Professor Ryoh shot him an annoyed glance, dismissing his own spell with a flick of his wrist. Plastering a fake smile across his face, the professor knelt before Buu. When he spoke, it was with the sugar-sweet voice people reserve for speaking with children when they think they won’t understand.
“Buu, we are doing what is best for you. The grimm may have reacted to your magic in the past, but we need to be methodical and patient to work out if that’s the only thing it responds to. We’ve all been doing this for a long time,” he gestured to his colleagues, “so you need to trust the process. Okay? We’re just going to start with a healing spell, so if you even feel anything, it will be a pleasant sensation.”
Buu sighed, nodding stiffly as he eyed the board, only half of its scrawled items crossed off. He didn’t like the way Professor Ryoh had said start with a healing spell, but he couldn’t concentrate for long enough to decipher what other options awaited him on the unapologetic slate.
He watched the wand’s tip as it resumed its loops, a soft gold glow gathering there, catching on the air around it like spiderwebs. The wand came to rest on Buu’s arm, over the site of the pin pricks, the strands of light worming their way through Buu’s skin.
Buu closed his eyes, waiting for the pleasant sensation he had been promised. Instead, a wall of queasiness rose up to meet him, burying him until he retched. He stood from the stool, casting around for one of the sturdy garbage barrels used in the workshop, but couldn’t reach one before he heaved, his half-digested dinner spewing across the floor in a bile-yellow spray.
Retching and coughing, Buu gasped in what air he could, the room spinning around him as he clutched onto the nearest workbench for balance. His throat stung as a cold weight settled across his body. Suddenly stiff, Buu tried to twist towards the adults, instinctively looking for some kind of assurance or comfort.
Instead, he found himself face to face with a young woman, drawn and grey. Her eyes stretched too wide, hair a wild tangle as she reached for Buu. He flinched, but couldn’t dodge her grip as he retched again, his stomach spasming under his hands.

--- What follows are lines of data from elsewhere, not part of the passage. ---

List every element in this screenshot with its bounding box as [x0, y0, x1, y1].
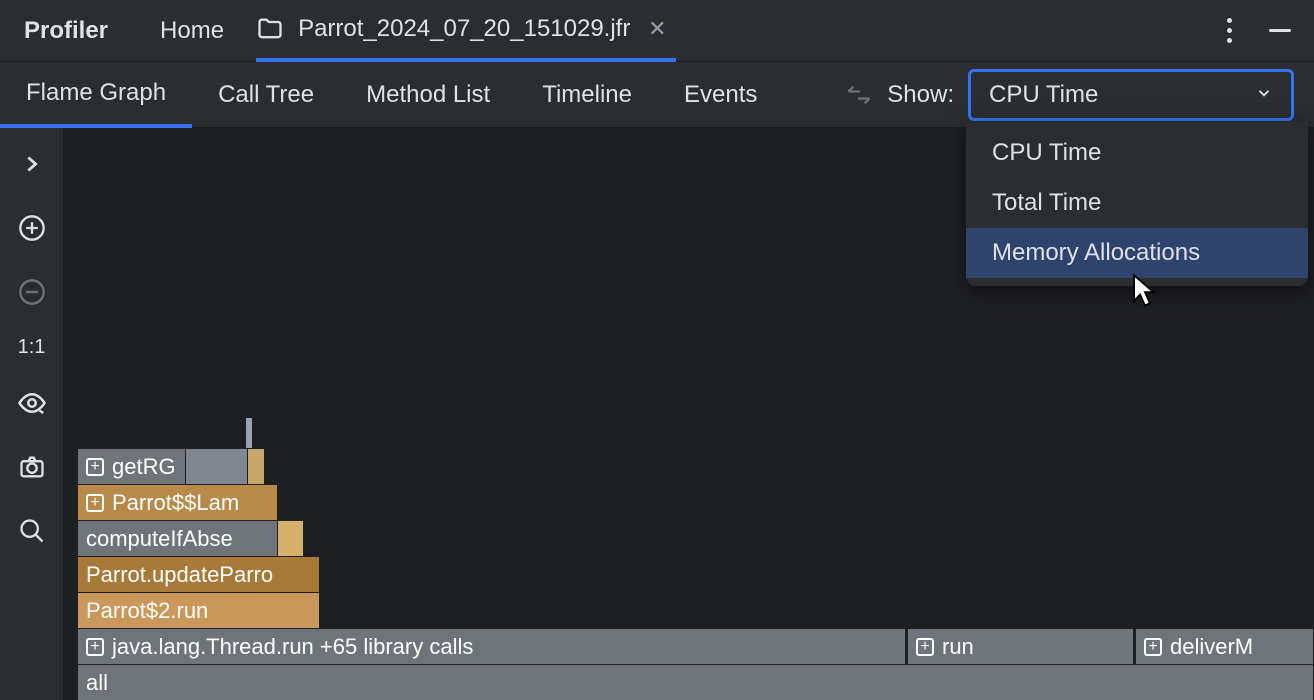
show-select-value: CPU Time	[989, 81, 1098, 109]
flame-bar[interactable]: + java.lang.Thread.run +65 library calls	[78, 628, 906, 664]
expand-icon[interactable]: +	[86, 638, 104, 656]
show-option-memory-allocations[interactable]: Memory Allocations	[966, 228, 1308, 278]
titlebar: Profiler Home Parrot_2024_07_20_151029.j…	[0, 0, 1314, 62]
camera-icon[interactable]	[12, 447, 52, 487]
left-toolbar: 1:1	[0, 128, 64, 700]
eye-icon[interactable]	[12, 383, 52, 423]
swap-icon[interactable]	[839, 75, 879, 115]
expand-icon[interactable]: +	[1144, 638, 1162, 656]
flame-bar-label: Parrot$$Lam	[112, 490, 239, 516]
show-selector-wrap: Show: CPU Time	[887, 69, 1294, 121]
flame-bar-label: run	[942, 634, 974, 660]
tab-flame-graph[interactable]: Flame Graph	[0, 62, 192, 128]
zoom-ratio-button[interactable]: 1:1	[18, 336, 46, 359]
folder-icon	[256, 15, 284, 43]
flame-bar[interactable]	[278, 520, 304, 556]
zoom-in-icon[interactable]	[12, 208, 52, 248]
chevron-down-icon	[1255, 81, 1273, 109]
search-icon[interactable]	[12, 511, 52, 551]
flame-bar-label: deliverM	[1170, 634, 1253, 660]
titlebar-actions	[1218, 16, 1294, 46]
flame-bar-label: Parrot.updateParro	[86, 562, 273, 588]
show-option-total-time[interactable]: Total Time	[966, 178, 1308, 228]
mouse-cursor-icon	[1132, 274, 1158, 313]
flame-bar[interactable]: + Parrot$$Lam	[78, 484, 278, 520]
expand-icon[interactable]: +	[86, 458, 104, 476]
tab-events[interactable]: Events	[658, 62, 783, 128]
flame-bar[interactable]: + getRG	[78, 448, 186, 484]
flame-bar[interactable]: + deliverM	[1136, 628, 1314, 664]
tab-call-tree[interactable]: Call Tree	[192, 62, 340, 128]
file-tab[interactable]: Parrot_2024_07_20_151029.jfr ✕	[256, 0, 676, 62]
flame-bar-label: Parrot$2.run	[86, 598, 208, 624]
minimize-button[interactable]	[1266, 17, 1294, 45]
flame-bar[interactable]: all	[78, 664, 1314, 700]
tab-method-list[interactable]: Method List	[340, 62, 516, 128]
flame-bar[interactable]: Parrot.updateParro	[78, 556, 320, 592]
expand-right-icon[interactable]	[12, 144, 52, 184]
tab-timeline[interactable]: Timeline	[516, 62, 658, 128]
flame-bar[interactable]: + run	[908, 628, 1134, 664]
expand-icon[interactable]: +	[86, 494, 104, 512]
kebab-menu-icon[interactable]	[1218, 16, 1240, 46]
view-tabbar: Flame Graph Call Tree Method List Timeli…	[0, 62, 1314, 128]
show-select[interactable]: CPU Time	[968, 69, 1294, 121]
flame-bar[interactable]	[186, 448, 248, 484]
flame-bar-label: getRG	[112, 454, 176, 480]
zoom-out-icon[interactable]	[12, 272, 52, 312]
close-icon[interactable]: ✕	[644, 16, 670, 42]
flame-bar[interactable]: Parrot$2.run	[78, 592, 320, 628]
show-option-cpu-time[interactable]: CPU Time	[966, 128, 1308, 178]
expand-icon[interactable]: +	[916, 638, 934, 656]
flame-marker	[246, 418, 252, 448]
flame-bar-label: computeIfAbse	[86, 526, 233, 552]
home-tab[interactable]: Home	[150, 17, 234, 45]
flame-bar[interactable]: computeIfAbse	[78, 520, 278, 556]
flame-bar-label: java.lang.Thread.run +65 library calls	[112, 634, 473, 660]
flame-bar[interactable]	[248, 448, 265, 484]
show-label: Show:	[887, 81, 954, 109]
show-dropdown: CPU Time Total Time Memory Allocations	[966, 122, 1308, 286]
flame-bar-label: all	[86, 670, 108, 696]
file-tab-label: Parrot_2024_07_20_151029.jfr	[298, 15, 630, 43]
app-title: Profiler	[24, 17, 108, 45]
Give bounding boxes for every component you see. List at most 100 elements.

The girl’s nails tore at his face, one finger catching and coming away red. She felt fever warm as she scrabbled against Buu, pressing against him hard enough to knock him off his feet and following him to the ground as he tumbled. The total silence of her conflicted with the crazed frenzy of her assault, like an alarming painting come to life. Even hitting the ground with Buu, her body made no sound.
Buu coughed out a scream, throwing up his arms to try to shield his face, kicking and squirming as primal terror clenched his muscles in its grip. His chest ached, black spots floating at the edge of his vision.

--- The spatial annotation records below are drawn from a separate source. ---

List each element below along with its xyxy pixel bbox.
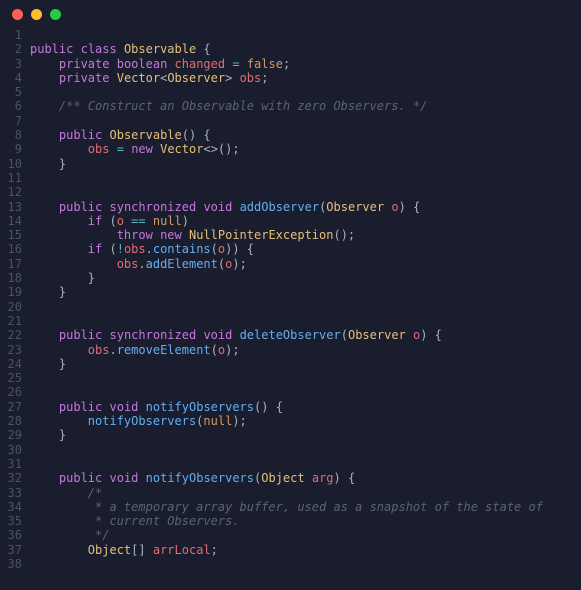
code-line[interactable] (30, 85, 581, 99)
code-line[interactable]: */ (30, 528, 581, 542)
code-line[interactable] (30, 557, 581, 571)
code-line[interactable]: private boolean changed = false; (30, 57, 581, 71)
code-line[interactable]: private Vector<Observer> obs; (30, 71, 581, 85)
code-line[interactable]: * current Observers. (30, 514, 581, 528)
line-number: 1 (0, 28, 22, 42)
line-number: 17 (0, 257, 22, 271)
line-number: 25 (0, 371, 22, 385)
code-line[interactable] (30, 171, 581, 185)
line-number: 32 (0, 471, 22, 485)
line-number: 11 (0, 171, 22, 185)
code-line[interactable] (30, 385, 581, 399)
line-number: 20 (0, 300, 22, 314)
maximize-icon[interactable] (50, 9, 61, 20)
line-number: 13 (0, 200, 22, 214)
code-line[interactable] (30, 185, 581, 199)
code-line[interactable] (30, 114, 581, 128)
code-line[interactable]: obs.addElement(o); (30, 257, 581, 271)
code-line[interactable]: public Observable() { (30, 128, 581, 142)
line-number: 31 (0, 457, 22, 471)
code-line[interactable]: public synchronized void addObserver(Obs… (30, 200, 581, 214)
line-number: 15 (0, 228, 22, 242)
minimize-icon[interactable] (31, 9, 42, 20)
line-number: 4 (0, 71, 22, 85)
code-line[interactable] (30, 28, 581, 42)
line-number: 35 (0, 514, 22, 528)
code-line[interactable]: throw new NullPointerException(); (30, 228, 581, 242)
line-number: 22 (0, 328, 22, 342)
line-number: 12 (0, 185, 22, 199)
line-number: 7 (0, 114, 22, 128)
code-line[interactable]: obs = new Vector<>(); (30, 142, 581, 156)
editor-window: 1234567891011121314151617181920212223242… (0, 0, 581, 590)
line-number: 26 (0, 385, 22, 399)
line-number: 10 (0, 157, 22, 171)
code-line[interactable] (30, 457, 581, 471)
line-number: 33 (0, 486, 22, 500)
code-line[interactable]: /* (30, 486, 581, 500)
code-line[interactable]: * a temporary array buffer, used as a sn… (30, 500, 581, 514)
code-line[interactable]: public synchronized void deleteObserver(… (30, 328, 581, 342)
code-line[interactable] (30, 371, 581, 385)
line-number: 8 (0, 128, 22, 142)
line-number: 2 (0, 42, 22, 56)
code-line[interactable] (30, 443, 581, 457)
line-number: 23 (0, 343, 22, 357)
line-number: 16 (0, 242, 22, 256)
line-number: 6 (0, 99, 22, 113)
line-number: 18 (0, 271, 22, 285)
line-number: 37 (0, 543, 22, 557)
line-number: 24 (0, 357, 22, 371)
close-icon[interactable] (12, 9, 23, 20)
line-number: 3 (0, 57, 22, 71)
code-line[interactable]: Object[] arrLocal; (30, 543, 581, 557)
code-line[interactable]: public void notifyObservers() { (30, 400, 581, 414)
line-number: 19 (0, 285, 22, 299)
line-number-gutter: 1234567891011121314151617181920212223242… (0, 28, 30, 590)
code-line[interactable]: } (30, 285, 581, 299)
code-line[interactable]: public class Observable { (30, 42, 581, 56)
code-line[interactable]: obs.removeElement(o); (30, 343, 581, 357)
code-line[interactable]: } (30, 157, 581, 171)
code-editor[interactable]: 1234567891011121314151617181920212223242… (0, 28, 581, 590)
code-line[interactable]: } (30, 357, 581, 371)
code-line[interactable]: if (o == null) (30, 214, 581, 228)
line-number: 30 (0, 443, 22, 457)
line-number: 14 (0, 214, 22, 228)
line-number: 27 (0, 400, 22, 414)
code-line[interactable]: public void notifyObservers(Object arg) … (30, 471, 581, 485)
code-line[interactable]: if (!obs.contains(o)) { (30, 242, 581, 256)
code-line[interactable]: } (30, 271, 581, 285)
line-number: 9 (0, 142, 22, 156)
line-number: 29 (0, 428, 22, 442)
line-number: 5 (0, 85, 22, 99)
code-content[interactable]: public class Observable { private boolea… (30, 28, 581, 590)
code-line[interactable] (30, 300, 581, 314)
code-line[interactable]: notifyObservers(null); (30, 414, 581, 428)
line-number: 28 (0, 414, 22, 428)
line-number: 38 (0, 557, 22, 571)
line-number: 34 (0, 500, 22, 514)
code-line[interactable]: } (30, 428, 581, 442)
line-number: 36 (0, 528, 22, 542)
line-number: 21 (0, 314, 22, 328)
titlebar (0, 0, 581, 28)
code-line[interactable] (30, 314, 581, 328)
code-line[interactable]: /** Construct an Observable with zero Ob… (30, 99, 581, 113)
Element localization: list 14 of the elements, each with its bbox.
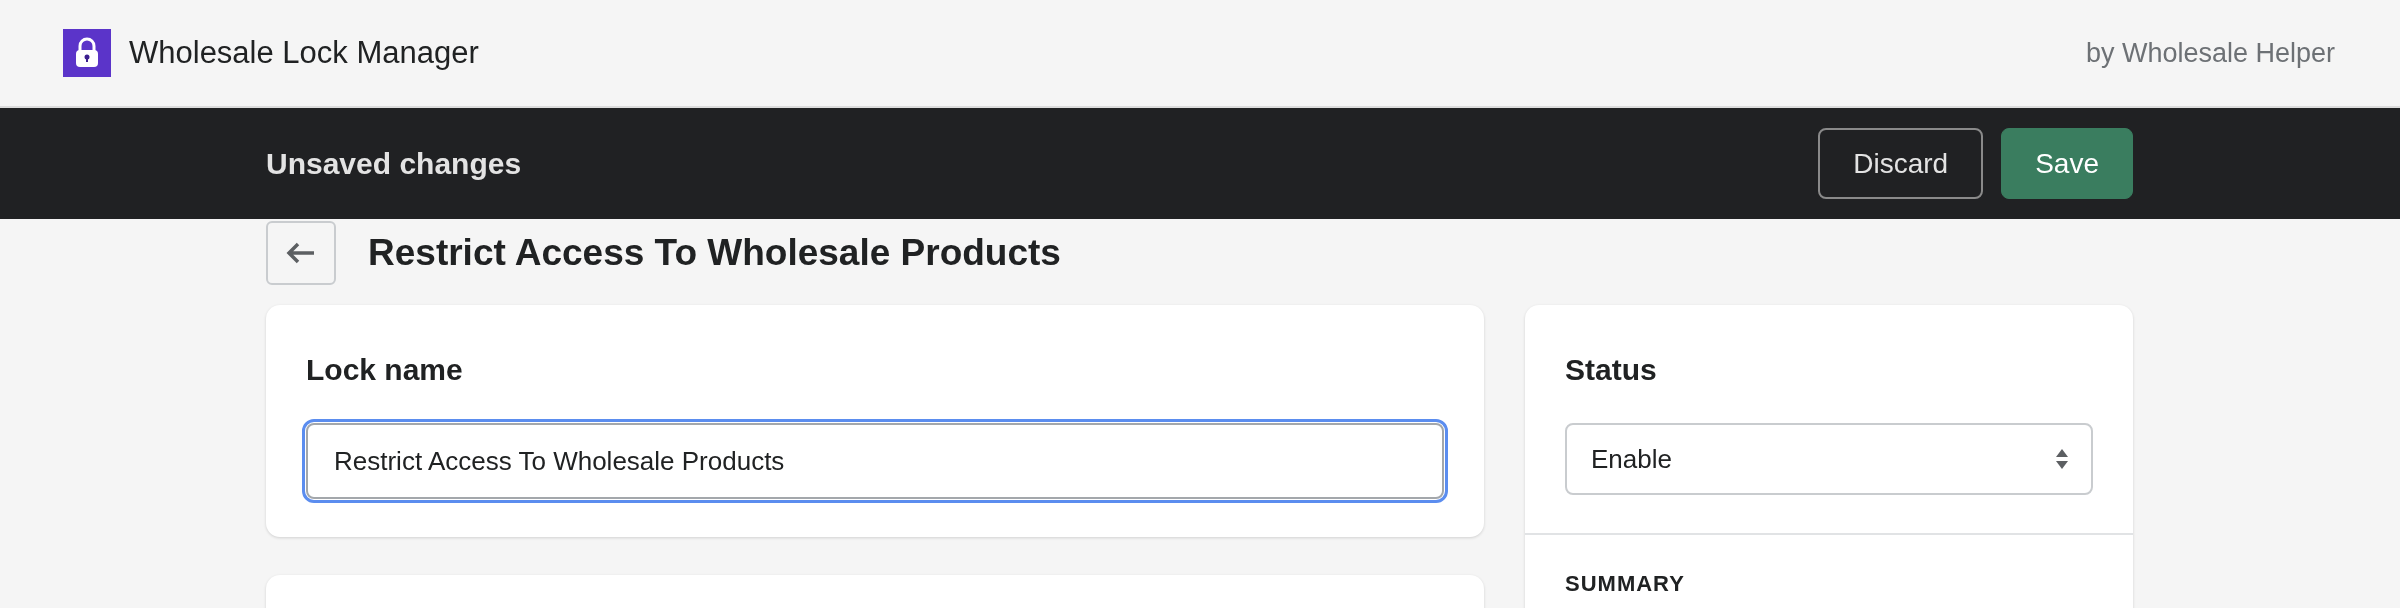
unsaved-changes-message: Unsaved changes xyxy=(266,146,522,181)
card-heading: Lock name xyxy=(306,353,464,387)
page-title: Restrict Access To Wholesale Products xyxy=(368,232,1061,274)
developer-byline: by Wholesale Helper xyxy=(2085,37,2335,69)
card-heading: Status xyxy=(1565,353,1658,387)
back-button[interactable] xyxy=(266,221,336,285)
discard-button[interactable]: Discard xyxy=(1818,128,1984,199)
back-arrow-icon xyxy=(286,242,316,264)
status-select[interactable]: Enable xyxy=(1565,423,2093,495)
summary-heading: SUMMARY xyxy=(1564,570,1686,598)
save-button[interactable]: Save xyxy=(2001,128,2133,199)
lock-logo-icon xyxy=(63,29,111,77)
app-title: Wholesale Lock Manager xyxy=(129,35,479,71)
select-arrows-icon xyxy=(2055,448,2069,470)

As quickly as she had appeared, the girl vanished, pulling apart into whisps of grey smoke as Tuag lunged through her body. With a snarl, the grimm shook his head, teeth snapping against the empty air as he dissipated the smoke.
Panting, Buu lay still, trying to fill his lungs with enough breath to satisfy them. Beyond the grimm, he could see the teachers, his teachers, pale and staring, hands halfway to weapons, or wands, or poised with pen or chalk. Several mouths hung open in shock. No one moved to help him.
Buu sat up slowly as Tuag placed himself between Buu and the professors, no longer taking a threatening pose — his position enough of a threat on its own. Ignoring questions from his teachers that made it painfully obvious they had not seen the girl, only Buu having some kind of fit, Buu carefully got to his feet.
He left the workshop without a word, Tuag in his wake. Stumbling along the corridors, he muttered prayers to Anaya asking for safety — protection — courage — anything to stop his fear. He walked until he found an empty classroom. Finally alone, he lay down and cried himself to sleep under the watchful, impassive gaze of the grimm.